Someone, somewhere is probably wondering why I gave this a review on the Wii. Well, for starters, I was thinking the same thing! Why did I have this on the Wii and nowhere else?
It appears EA botched another NBA title they were working on, in which this new version of NBA Jam was a pack-in perk for buying – so the PS3 and Xbox 360 versions eventually released at retail, and with better graphics and online play, but were also lacking compared with the Wii version.
Another cool aspect at the time was most of us with a Wii had multiple controllers handy in order to play with a room packed full of friends. We all got older by this point, but the fun was still there from the originals, including the announcer from the first games.
Unlike some of the follow-ups to the series following Tournament Edition, including the branching off of Jam and it’s sibling NBA Showtime, the 2010 Wii title feels like a direct successor of the original two NBA Jam games which took arcades by storm over a decade earlier.
The 2-vs-2 gameplay returns, with the silly dunks and “He’s on fire” we all come to love.
I think the simplicity of the Wii Remote really helped put this game over the top – complete with motion controls – as updated rosters finally saw fans of the series and pro basketball alike rejoice over the updates.
A sticking point for me, however, is LeBron James and his post-Decision roster choice of joining the Miami Heat: a damn near unbeatable team. Use them if you want to act like the “King” himself and cheat your way through the game!!
(Note: I’m a Cleveland Cavaliers fan so this sits worse with me, as my team is handicapped with probably the worst roster in the game, utilizing Antawn Jamison and Mo Williams!)
Like TE and unlike the OG, the 2010 update features the ability to swap your two stars, usually from a selection of 4 players on that team. In this way, the “Big Three” of James, Dwayne Wade, and Chris Bosh can all be alternated through with the Heat. (Ahem, the cHeat.)
The graphics are updated, even though the Wii isn’t HD it’s noticeable these are 3-D models this time around and not the usual sprites.
Gameplay, as noted, is as simple as before – pass/shoot or block/steal with two buttons, as the third gives you the infamous “turbo” necessary to make rim-shaking dunks or send an opponent to the floor.
Other extras, such as spin moves, crossovers, and alley-oops were added to the 2010 edition too – and feel more at home than changes made between TE and 2010’s Jam/Showtime spinoffs.
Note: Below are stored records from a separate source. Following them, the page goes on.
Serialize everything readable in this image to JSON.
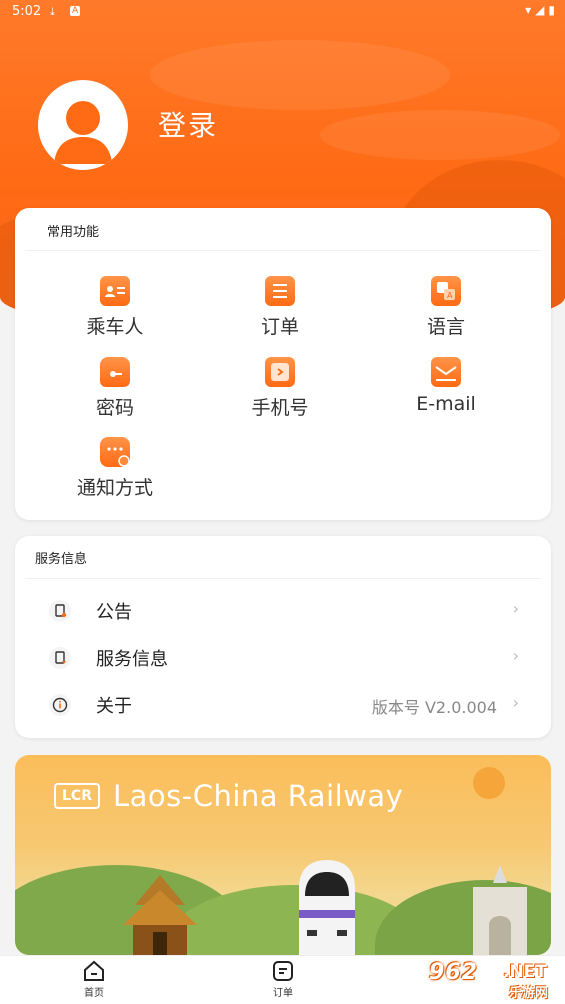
{
  "status_bar": {
    "time": "5:02",
    "icons": [
      "download-icon",
      "a-icon",
      "wifi-icon",
      "signal-icon",
      "battery-icon"
    ]
  },
  "profile": {
    "login_label": "登录",
    "avatar_icon": "user-avatar-icon"
  },
  "common_functions": {
    "title": "常用功能",
    "items": [
      {
        "label": "乘车人",
        "icon": "passenger-card-icon"
      },
      {
        "label": "订单",
        "icon": "order-list-icon"
      },
      {
        "label": "语言",
        "icon": "language-translate-icon"
      },
      {
        "label": "密码",
        "icon": "lock-icon"
      },
      {
        "label": "手机号",
        "icon": "phone-icon"
      },
      {
        "label": "E-mail",
        "icon": "mail-icon"
      },
      {
        "label": "通知方式",
        "icon": "notification-chat-icon"
      }
    ]
  },
  "service_info": {
    "title": "服务信息",
    "rows": [
      {
        "label": "公告",
        "value": "",
        "icon": "announcement-doc-icon"
      },
      {
        "label": "服务信息",
        "value": "",
        "icon": "service-doc-icon"
      },
      {
        "label": "关于",
        "value": "版本号 V2.0.004",
        "icon": "info-icon"
      }
    ]
  },
  "banner": {
    "logo_text": "LCR",
    "brand_text": "Laos-China Railway"
  },
  "tabbar": {
    "tabs": [
      {
        "label": "首页",
        "icon": "home-icon"
      },
      {
        "label": "订单",
        "icon": "order-tab-icon"
      }
    ]
  },
  "watermark": {
    "number": "962",
    "domain": ".NET",
    "cn_text": "乐游网"
  },
  "colors": {
    "accent": "#ff6a14",
    "background": "#f3f3f3",
    "card": "#ffffff"
  }
}
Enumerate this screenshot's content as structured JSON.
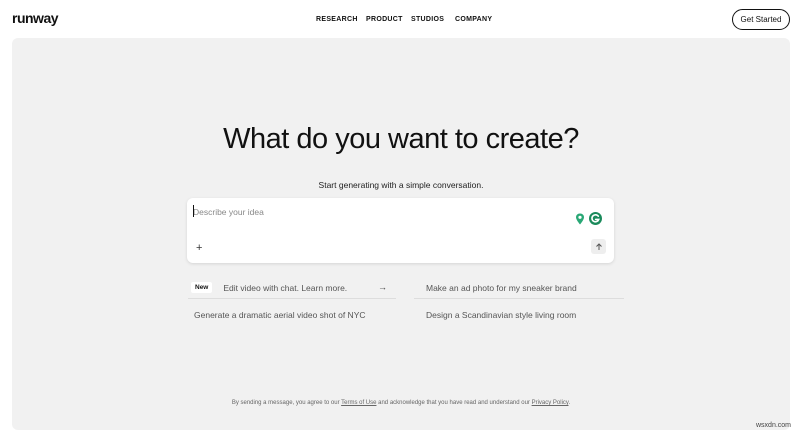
{
  "brand": "runway",
  "nav": [
    "RESEARCH",
    "PRODUCT",
    "STUDIOS",
    "COMPANY"
  ],
  "cta_label": "Get Started",
  "hero": {
    "title": "What do you want to create?",
    "subtitle": "Start generating with a simple conversation."
  },
  "prompt": {
    "placeholder": "Describe your idea",
    "add_icon": "plus-icon",
    "send_icon": "arrow-up-icon",
    "extensions": [
      "location-pin-icon",
      "grammarly-icon"
    ]
  },
  "suggestions": {
    "badge": "New",
    "item1": "Edit video with chat. Learn more.",
    "item2": "Make an ad photo for my sneaker brand",
    "item3": "Generate a dramatic aerial video shot of NYC",
    "item4": "Design a Scandinavian style living room"
  },
  "footer": {
    "pre": "By sending a message, you agree to our ",
    "terms": "Terms of Use",
    "mid": " and acknowledge that you have read and understand our ",
    "privacy": "Privacy Policy",
    "post": "."
  },
  "watermark": "wsxdn.com",
  "colors": {
    "background": "#f1f1f1",
    "accent": "#1a8a5b"
  }
}
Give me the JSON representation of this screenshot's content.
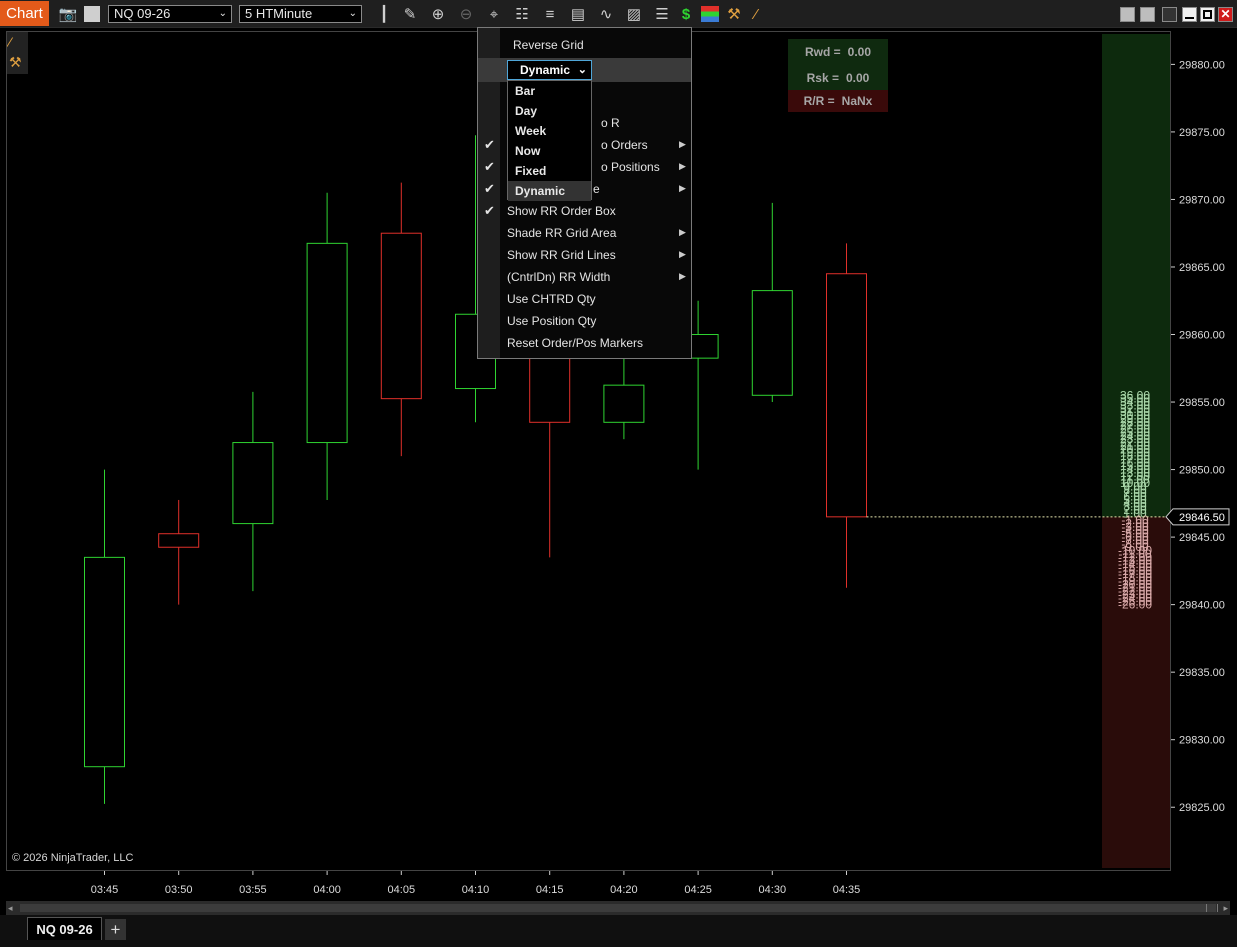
{
  "toolbar": {
    "chart_tab": "Chart",
    "instrument": "NQ 09-26",
    "interval": "5 HTMinute",
    "icons": [
      "camera-icon",
      "color-box-icon",
      "bar-type-icon",
      "pencil-icon",
      "zoom-in-icon",
      "zoom-out-icon",
      "crosshair-icon",
      "properties-icon",
      "templates-icon",
      "data-box-icon",
      "indicators-icon",
      "strategies-icon",
      "objects-list-icon",
      "chart-trader-icon",
      "color-bars-icon",
      "tool-icon",
      "ruler-icon"
    ],
    "window_buttons": [
      "tile-icon",
      "tile-icon",
      "minimize-icon",
      "maximize-icon",
      "close-icon"
    ]
  },
  "context_menu": {
    "items": [
      {
        "label": "Reverse Grid",
        "checked": false,
        "submenu": false
      },
      {
        "label": "Show RR Order Box",
        "checked": true,
        "submenu": false
      },
      {
        "label": "Shade RR Grid Area",
        "checked": false,
        "submenu": true
      },
      {
        "label": "Show RR Grid Lines",
        "checked": false,
        "submenu": true
      },
      {
        "label": "(CntrlDn) RR Width",
        "checked": false,
        "submenu": true
      },
      {
        "label": "Use CHTRD Qty",
        "checked": false,
        "submenu": false
      },
      {
        "label": "Use Position Qty",
        "checked": false,
        "submenu": false
      },
      {
        "label": "Reset Order/Pos Markers",
        "checked": false,
        "submenu": false
      }
    ],
    "partial_items": [
      "o R",
      "o Orders",
      "o Positions",
      "e"
    ],
    "mode_select": "Dynamic",
    "mode_options": [
      "Bar",
      "Day",
      "Week",
      "Now",
      "Fixed",
      "Dynamic"
    ],
    "mode_selected_index": 5
  },
  "rr_box": {
    "reward_label": "Rwd =",
    "reward_value": "0.00",
    "risk_label": "Rsk =",
    "risk_value": "0.00",
    "ratio_label": "R/R =",
    "ratio_value": "NaNx"
  },
  "copyright": "© 2026 NinjaTrader, LLC",
  "bottom_tabs": {
    "instrument_tab": "NQ 09-26",
    "add_tab": "+"
  },
  "colors": {
    "up": "#2fd431",
    "down": "#e0302a",
    "chart_tab": "#e35a1a",
    "reward_zone": "#0d2a0d",
    "risk_zone": "#2a0c0a",
    "reward_text": "#a9d6a9",
    "risk_text": "#d8a8a8",
    "price_marker": "#e8e8b0"
  },
  "chart_data": {
    "type": "candlestick",
    "x": [
      "03:45",
      "03:50",
      "03:55",
      "04:00",
      "04:05",
      "04:10",
      "04:15",
      "04:20",
      "04:25",
      "04:30",
      "04:35"
    ],
    "open": [
      29828.0,
      29845.25,
      29846.0,
      29852.0,
      29867.5,
      29856.0,
      29859.25,
      29853.5,
      29858.25,
      29855.5,
      29864.5
    ],
    "high": [
      29850.0,
      29847.75,
      29855.75,
      29870.5,
      29871.25,
      29874.75,
      29860.5,
      29858.75,
      29862.5,
      29869.75,
      29866.75
    ],
    "low": [
      29825.25,
      29840.0,
      29841.0,
      29847.75,
      29851.0,
      29853.5,
      29843.5,
      29852.25,
      29850.0,
      29855.0,
      29841.25
    ],
    "close": [
      29843.5,
      29844.25,
      29852.0,
      29866.75,
      29855.25,
      29861.5,
      29853.5,
      29856.25,
      29860.0,
      29863.25,
      29846.5
    ],
    "direction": [
      "up",
      "down",
      "up",
      "up",
      "down",
      "up",
      "down",
      "up",
      "up",
      "up",
      "down"
    ],
    "price_ticks": [
      "29880.00",
      "29875.00",
      "29870.00",
      "29865.00",
      "29860.00",
      "29855.00",
      "29850.00",
      "29845.00",
      "29840.00",
      "29835.00",
      "29830.00",
      "29825.00"
    ],
    "current_price": "29846.50",
    "ylim": [
      29820.5,
      29882.25
    ],
    "rr_grid": {
      "reward_levels": [
        "36.00",
        "35.00",
        "34.00",
        "33.00",
        "32.00",
        "31.00",
        "30.00",
        "29.00",
        "28.00",
        "27.00",
        "26.00",
        "25.00",
        "24.00",
        "23.00",
        "22.00",
        "21.00",
        "20.00",
        "19.00",
        "18.00",
        "17.00",
        "16.00",
        "15.00",
        "14.00",
        "13.00",
        "12.00",
        "11.00",
        "10.00",
        "9.00",
        "8.00",
        "7.00",
        "6.00",
        "5.00",
        "4.00",
        "3.00",
        "2.00",
        "1.00"
      ],
      "risk_levels": [
        "-1.00",
        "-2.00",
        "-3.00",
        "-4.00",
        "-5.00",
        "-6.00",
        "-7.00",
        "-8.00",
        "-9.00",
        "-10.00",
        "-11.00",
        "-12.00",
        "-13.00",
        "-14.00",
        "-15.00",
        "-16.00",
        "-17.00",
        "-18.00",
        "-19.00",
        "-20.00",
        "-21.00",
        "-22.00",
        "-23.00",
        "-24.00",
        "-25.00",
        "-26.00"
      ]
    }
  }
}
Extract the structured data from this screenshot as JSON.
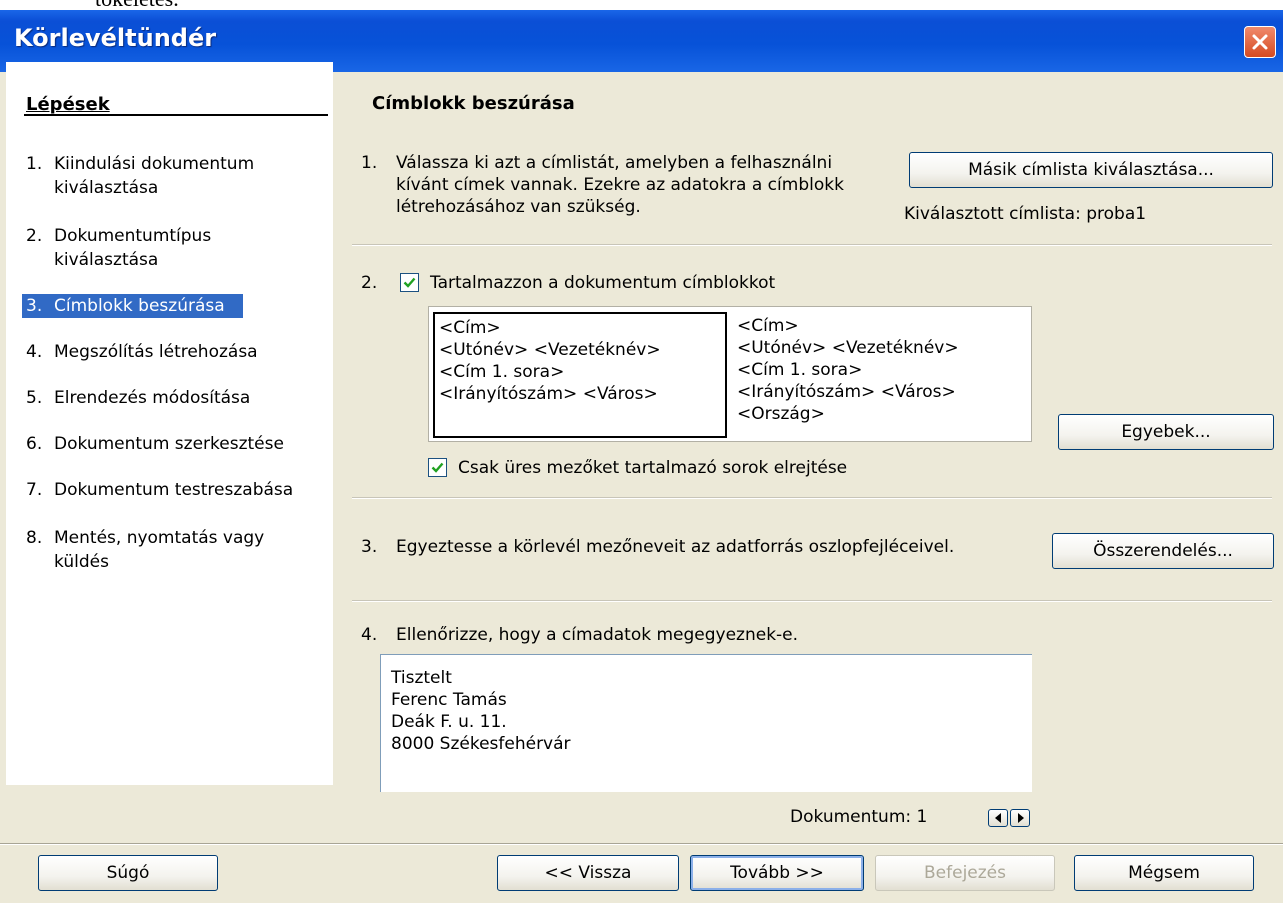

The animations, right off the bat, give you a sense of “Jam” goosebumps when you see (in this case) Kobe Bryant execute a behind-the-back pass on the very first change of possession. The courts and crowds are far more detailed, with attention paid to paint and markings giving each home venue a more personalized feel – ditto for jerseys – than the originals palette-swapping (which was understandable at the time).
The camera adds to the game, with new panning that takes you up with the dunks and “shakes” the screen when slamming it down. The presentation of the original always felt like watching the old “NBA on NBC” broadcasts – also updated to 2010 standards here but retaining the TV-like feel.
Notably, the game still cheats like a mother.
If you ever played the originals, you know your winning streak is in trouble no matter what. Even one of my screen grabs here shows a cheap blocked shot by Pau Gasol, where the computer opponent doesn’t even touch the ball! (In the arcade original the goal was to beat all 27 teams – which by the time you got on a small win streak, the computer would NEVER allow you to have a lead!)
Seriously, this game cheats worse than Mario Kart… but it adds to the authenticity of being a Jam game too. There’s also a plethora of hidden legends in the game, including Larry Bird and Magic Johnson, essentially the cherry on top of what was a great update to a great game, that most people didn’t even know was remade!